Making sense of Tuxedo's SCANUNIT, SANITYSCAN, and BLOCKTIME
Time accounting is strange in Oracle Tuxedo. First, there is the SCANUNIT
parameter which must be a value between 0
and 60
seconds and also a multiple of 2
or 5
(10
by default). Then the SANITYSCAN
to perform system health checks and BLOCKTIME
for blocking timeouts are expressed as the multipliers of that SCANUNIT
. One of the side-effects of that is timeouts are rarely exact. Most often they are off by up to SCANUNIT
seconds.
That was one of the design decisions that made no sense for me until I understood how it is implemented. Health checks and blocking timeouts are implemented by the BBL
server. We can see how it works by tracing the system calls:
$ strace -p `pidof BBL`
msgrcv(32769, 0x1fdc038, 4712, -1073741824, 0) = ? ERESTARTNOHAND (To be restarted if no handler)
--- SIGALRM {si_signo=SIGALRM, si_code=SI_KERNEL} ---
alarm(10) = 0
rt_sigreturn({mask=[]}) = -1 EINTR (Interrupted system call)
alarm(0) = 10
stat("/etc/localtime", {st_mode=S_IFREG|0644, st_size=127, ...}) = 0
semop(0, [{0, -1, SEM_UNDO}], 1) = 0
semop(0, [{0, 1, SEM_UNDO}], 1) = 0
rt_sigaction(SIGALRM, {sa_handler=0x4106fd, sa_mask=[], sa_flags=SA_RESTORER, sa_restorer=0x7f5d921ecb30}, NULL, 8) = 0
alarm(10) = 0
msgrcv(32769, 0x1fdc038, 4712, -1073741824, 0) = ? ERESTARTNOHAND (To be restarted if no handler)
--- SIGALRM {si_signo=SIGALRM, si_code=SI_KERNEL} ---
alarm(10) = 0
rt_sigreturn({mask=[]}) = -1 EINTR (Interrupted system call)
alarm(0) = 10
stat("/etc/localtime", {st_mode=S_IFREG|0644, st_size=127, ...}) = 0
semop(0, [{0, -1, SEM_UNDO}], 1) = 0
semop(0, [{0, 1, SEM_UNDO}], 1) = 0
rt_sigaction(SIGALRM, {sa_handler=0x4106fd, sa_mask=[], sa_flags=SA_RESTORER, sa_restorer=0x7f5d921ecb30}, NULL, 8) = 0
alarm(10) = 0
msgrcv(32769, 0x1fdc038, 4712, -1073741824, 0) = ? ERESTARTNOHAND (To be restarted if no handler)
--- SIGALRM {si_signo=SIGALRM, si_code=SI_KERNEL} ---
So the BBL
server is using old-school multi-tasking. It is waiting for incoming service requests on the request queue (msgrcv
system call) for the .TMIB
service. But before doing so, it sets up the timer using alarm(10)

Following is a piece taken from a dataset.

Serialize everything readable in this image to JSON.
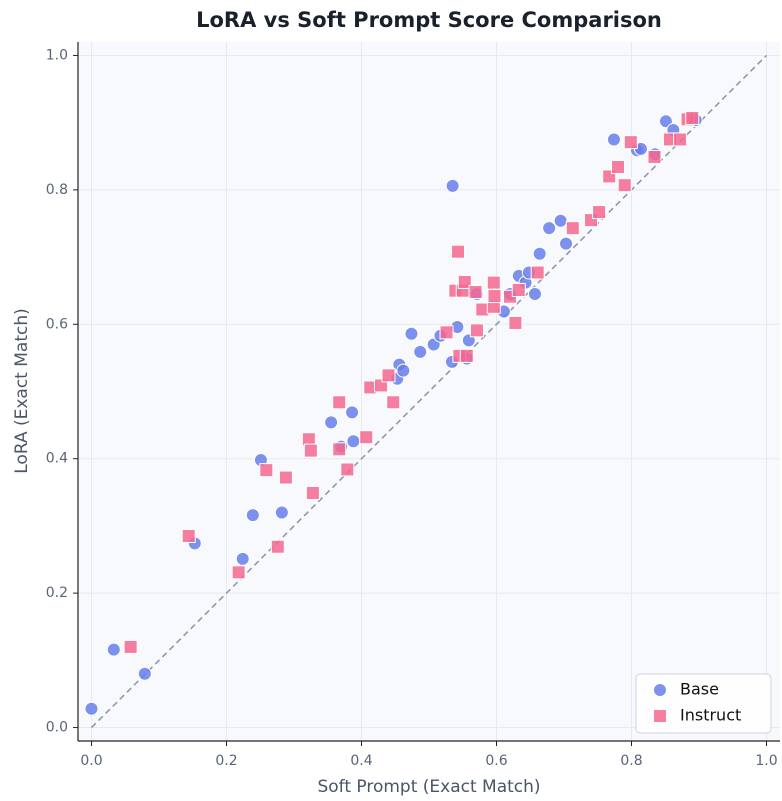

which will deliver the SIGALRM
to the process in 10 seconds. And 10
is the value of SCANUNIT
in this case. Every time SIGALRM
is delivered to the BBL
process, it checks for blocking timeouts, and once in a while checks if server processes are still alive by calling kill
with a signal equal to 0
.
Oracle Tuxedo 12c Release 1 (12.1.1) introduced millisecond granularity for SCANUNIT
. Adding the MS
suffix to the value allows specifying a SCANUNIT
between 0 and 30,000 milliseconds. It means that crashed servers can be restarted faster and timeouts have greater accuracy. But the algorithm stays the same. Instead of using the alarm
function call the setitimer
function call is used, but that is the only difference. And finally by using 1000MS
as the SCANUNIT
we can express BLOCKTIME
as the number of seconds and things start to make more sense.